Formado pela Escola de Arte Dramática de São Paulo, Lindolf Bell descobriu na palavra um destino. Filho de Theodor e Amália Bell, lavradores que cultivavam não apenas a terra, mas também a beleza dos versos, recebeu desde cedo a semente da poesia. Sua mãe, em reuniões familiares, costumava declamar poemas, enchendo o ar de ritmo e encantamento — e foi dessa voz materna que o menino herdou o amor pelas palavras.
Bell cresceu acreditando que a poesia não deveria ficar trancada em livros, mas respirar entre as pessoas, nas ruas e nas janelas do cotidiano. Dessa crença nasceu o movimento Catequese Poética, um convite à comunhão entre arte e vida. Pelas praças, viadutos, escolas e universidades, ele recitava e cantava versos, transformando o espaço público em palco e o público em partícipe da criação. Sua presença era uma celebração da palavra viva — e sua ousadia ecoou não apenas no Brasil, mas também além de suas fronteiras.
Ao lado da escultora Elke Hering, sua companheira de vida e de arte, fundou na década de 1970, em Blumenau, a Galeria Açu-Açu, a primeira de Santa Catarina.

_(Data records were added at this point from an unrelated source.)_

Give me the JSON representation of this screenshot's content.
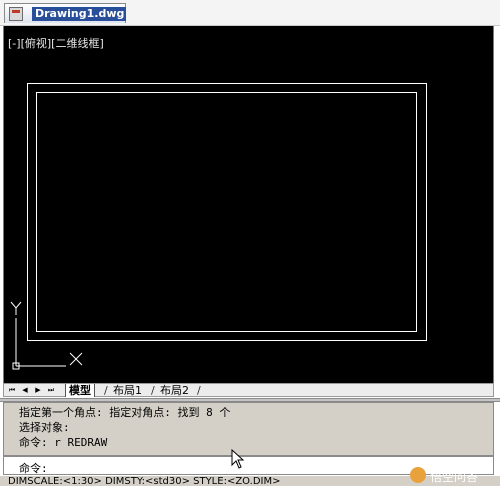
{
  "document": {
    "title": "Drawing1.dwg"
  },
  "viewport": {
    "label_parts": [
      "[-]",
      "[俯视]",
      "[二维线框]"
    ]
  },
  "layout_tabs": {
    "model": "模型",
    "layout1": "布局1",
    "layout2": "布局2",
    "nav_buttons": [
      "⏮",
      "◀",
      "▶",
      "⏭"
    ]
  },
  "command": {
    "history": [
      "指定第一个角点: 指定对角点: 找到 8 个",
      "选择对象:",
      "命令: r REDRAW"
    ],
    "prompt": "命令:"
  },
  "status_text": "DIMSCALE:<1:30> DIMSTY:<std30> STYLE:<ZO.DIM>",
  "watermark": "悟空问答",
  "colors": {
    "background": "#000000",
    "lines": "#ffffff",
    "title_bg": "#2a4f9a"
  },
  "icons": {
    "ucs": "ucs-icon",
    "cursor": "mouse-cursor-icon",
    "document": "dwg-file-icon",
    "watermark": "wukong-logo-icon"
  }
}
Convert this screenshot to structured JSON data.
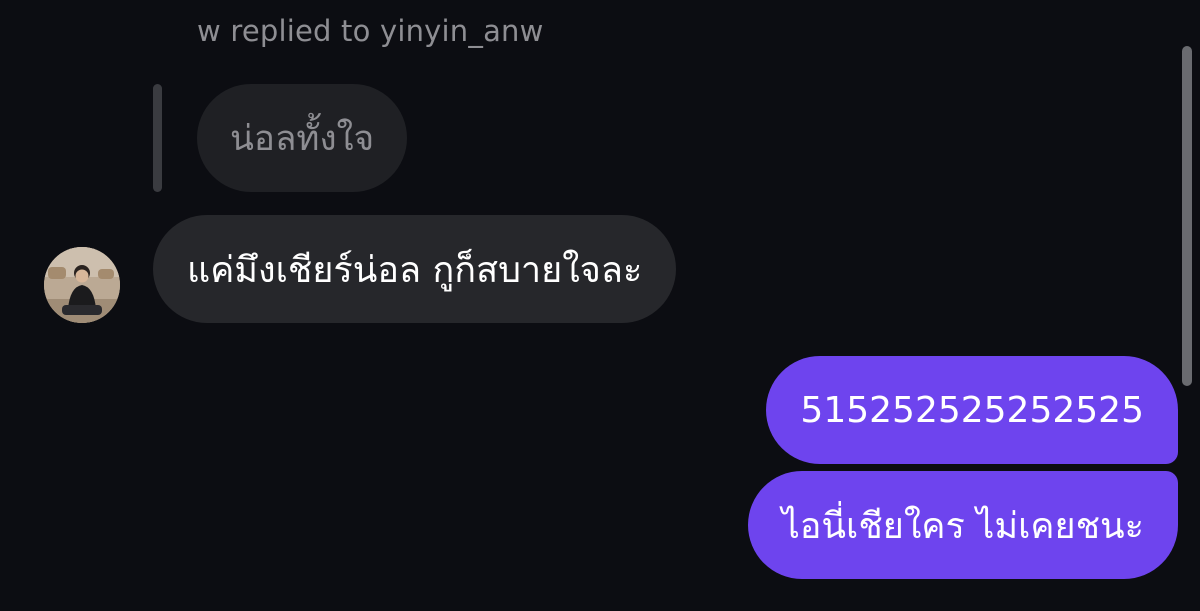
{
  "reply": {
    "header": "w replied to yinyin_anw",
    "quoted_text": "น่อลทั้งใจ"
  },
  "incoming": {
    "text": "แค่มึงเชียร์น่อล กูก็สบายใจละ"
  },
  "outgoing": [
    {
      "text": "515252525252525"
    },
    {
      "text": "ไอนี่เชียใคร ไม่เคยชนะ"
    }
  ],
  "colors": {
    "background": "#0c0d12",
    "incoming_bubble": "#26272b",
    "quoted_bubble": "#1f2024",
    "outgoing_bubble": "#6e44ee",
    "secondary_text": "#8e8e93"
  }
}
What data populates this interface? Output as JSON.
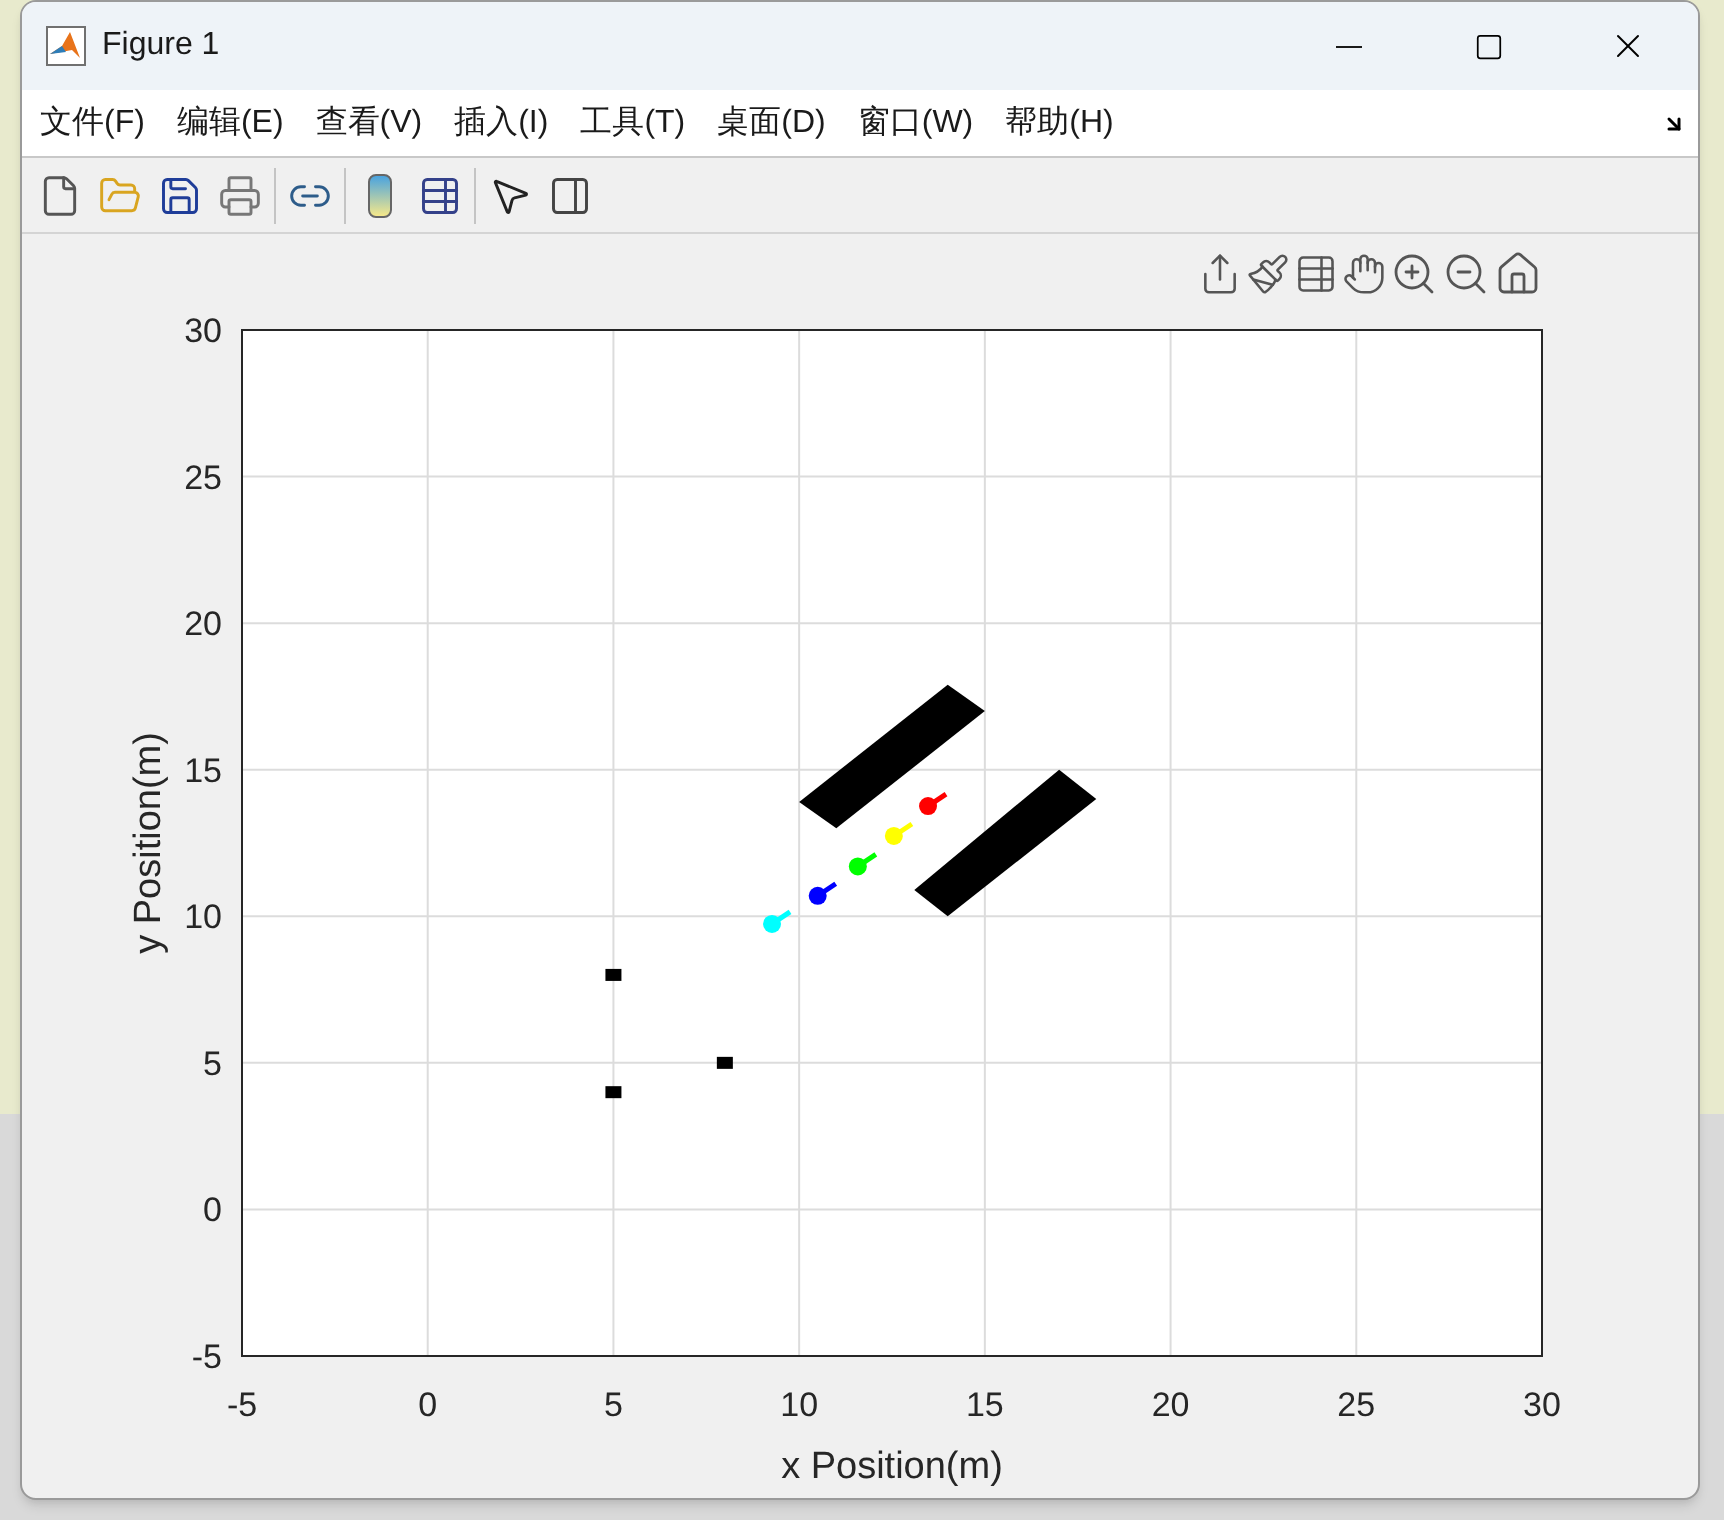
{
  "window": {
    "title": "Figure 1"
  },
  "menu": [
    "文件(F)",
    "编辑(E)",
    "查看(V)",
    "插入(I)",
    "工具(T)",
    "桌面(D)",
    "窗口(W)",
    "帮助(H)"
  ],
  "axes": {
    "chart_data": {
      "type": "scatter",
      "xlabel": "x Position(m)",
      "ylabel": "y Position(m)",
      "grid": true,
      "xlim": [
        -5,
        30
      ],
      "ylim": [
        -5,
        30
      ],
      "xticks": [
        -5,
        0,
        5,
        10,
        15,
        20,
        25,
        30
      ],
      "yticks": [
        -5,
        0,
        5,
        10,
        15,
        20,
        25,
        30
      ],
      "series": [
        {
          "marker": "square",
          "color": "#000000",
          "x": [
            5,
            5,
            8
          ],
          "values": [
            8,
            4,
            5
          ]
        },
        {
          "marker": "circle",
          "color": "#00ffff",
          "x": [
            9.27
          ],
          "values": [
            9.74
          ]
        },
        {
          "marker": "circle",
          "color": "#0000ff",
          "x": [
            10.5
          ],
          "values": [
            10.7
          ]
        },
        {
          "marker": "circle",
          "color": "#00ff00",
          "x": [
            11.58
          ],
          "values": [
            11.7
          ]
        },
        {
          "marker": "circle",
          "color": "#ffff00",
          "x": [
            12.55
          ],
          "values": [
            12.74
          ]
        },
        {
          "marker": "circle",
          "color": "#ff0000",
          "x": [
            13.47
          ],
          "values": [
            13.76
          ]
        },
        {
          "type": "area",
          "color": "#000000",
          "x": [
            10,
            14,
            15,
            11
          ],
          "values": [
            13.9,
            17.9,
            17,
            13
          ]
        },
        {
          "type": "area",
          "color": "#000000",
          "x": [
            13.1,
            17,
            18,
            14
          ],
          "values": [
            10.9,
            15,
            14,
            10
          ]
        }
      ]
    }
  }
}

Ali, poesia e escultura se encontravam, unindo gesto e palavra, matéria e emoção.
Hoje, o nome de Lindolf Bell é o mais lembrado da poesia catarinense. Sua voz continua a atravessar o tempo, lembrando-nos de que a poesia não é apenas escrita — é vivida, dita, partilhada. Em cada recanto onde um verso se abre ao mundo, ainda se ouve o eco de sua catequese poética.
Lindolf Bell
Da palavra final
nada sei. Nunca me foi concedida.
Embora escravo,
embora rei.
Embora levantasse o dedo na hora dos apartes.
Embora levantasse o dedo timidamente do último banco da classe contraditória de viver.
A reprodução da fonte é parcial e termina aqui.